WORK IN PROGRESS

Un/Natural
works by Liz Harvey
June 05 - June 28, 2026

Un/Natural is an exhibition of sculptures, textile works, and works on paper that utilize layered color and jostling patterns to challenge our perceptions of what is "natural."

Harvey’s "plant hybrids from the future" combine diverse materials like fabric, wire, and plaster to disrupt notions of purity, while her textiles and prints highlight historical lesbian love as both poetry and protest. Her work harnesses maximalist color and form to point toward queer and environmental liberatory futures, exploring an unfixed, "both/and" state of being.

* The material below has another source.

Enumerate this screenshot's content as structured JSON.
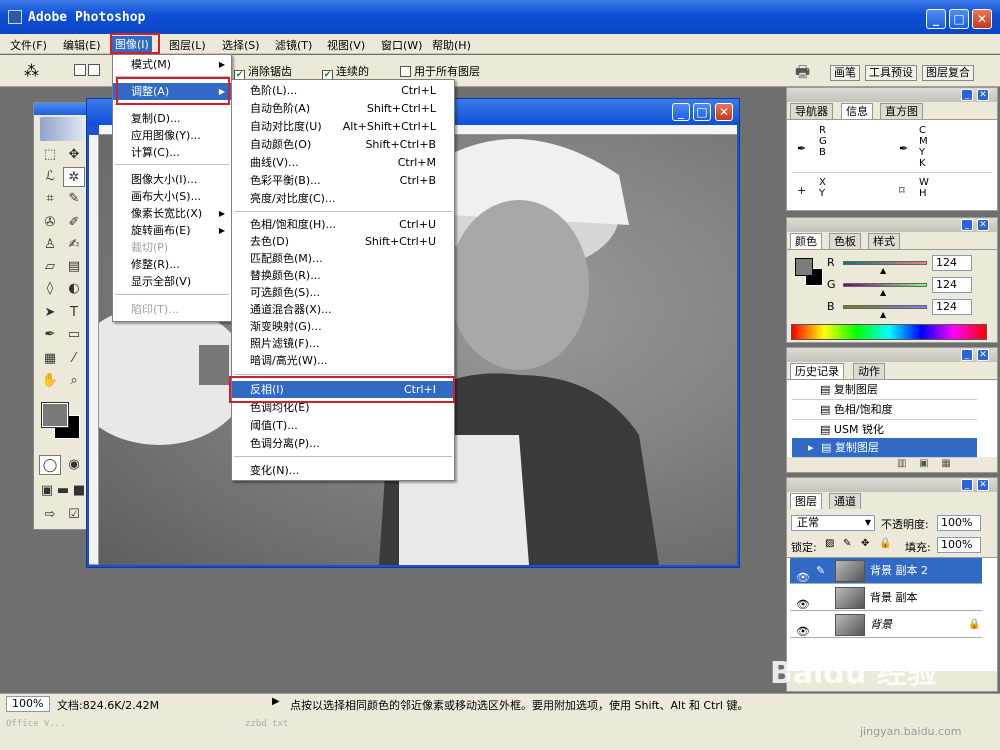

Key highlights of the exhibition include:

  - Strange Plants Series: Sculptures that envision sustainable future worlds where humans and plants coexist. These sculpture and textile works are envisioned as hybrids from a future world, acting as agents of change that foreground both the natural and the artificial, adaptation and bioengineering.

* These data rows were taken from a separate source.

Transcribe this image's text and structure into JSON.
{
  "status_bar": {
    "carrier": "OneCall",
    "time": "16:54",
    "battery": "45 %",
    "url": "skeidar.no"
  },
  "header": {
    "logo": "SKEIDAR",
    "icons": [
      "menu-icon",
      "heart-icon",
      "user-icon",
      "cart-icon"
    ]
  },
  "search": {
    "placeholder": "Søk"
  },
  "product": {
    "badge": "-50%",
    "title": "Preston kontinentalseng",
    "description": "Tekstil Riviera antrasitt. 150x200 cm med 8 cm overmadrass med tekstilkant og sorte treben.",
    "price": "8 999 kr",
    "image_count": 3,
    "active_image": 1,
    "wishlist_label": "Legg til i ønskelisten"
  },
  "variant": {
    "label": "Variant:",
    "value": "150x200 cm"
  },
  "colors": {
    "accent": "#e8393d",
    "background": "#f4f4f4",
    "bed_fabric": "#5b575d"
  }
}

  - Lavender Menace Series: Monoprints focusing on negative space and indeterminacy, inspired by the 1970 "Lavender Menace" queer feminist action. “Lavender Menace” was a queer action from 1970 in which lesbians from Radicalesbians and other feminist groups staged an action -  “an organized hijacking” – of the Second Congress to Unite Women in NYC. They successfully demanded that the National Organization of Women (NOW) accept lesbians and their demands as an integral part of the women’s liberation movement. 

  - Textile Banners: Works such as Yellow Shift, Red Shift, and Blue Shift incorporate text from Emily Dickinson’s letters to Susan Gilbert, functioning as both maps and illegible letters.  These banners feature text excerpts of queer historical letters and letter-poems from poet Emily Dickinson to her beloved - and next-door neighbor, Susan Gilbert.

  - Political Works: Chain of Lies, a 300-foot paper chain documenting 365 lies from the first year of the current federal administration, and the companion zine, lies, lies, liar, which links contemporary lies about the queer community to historical precedents.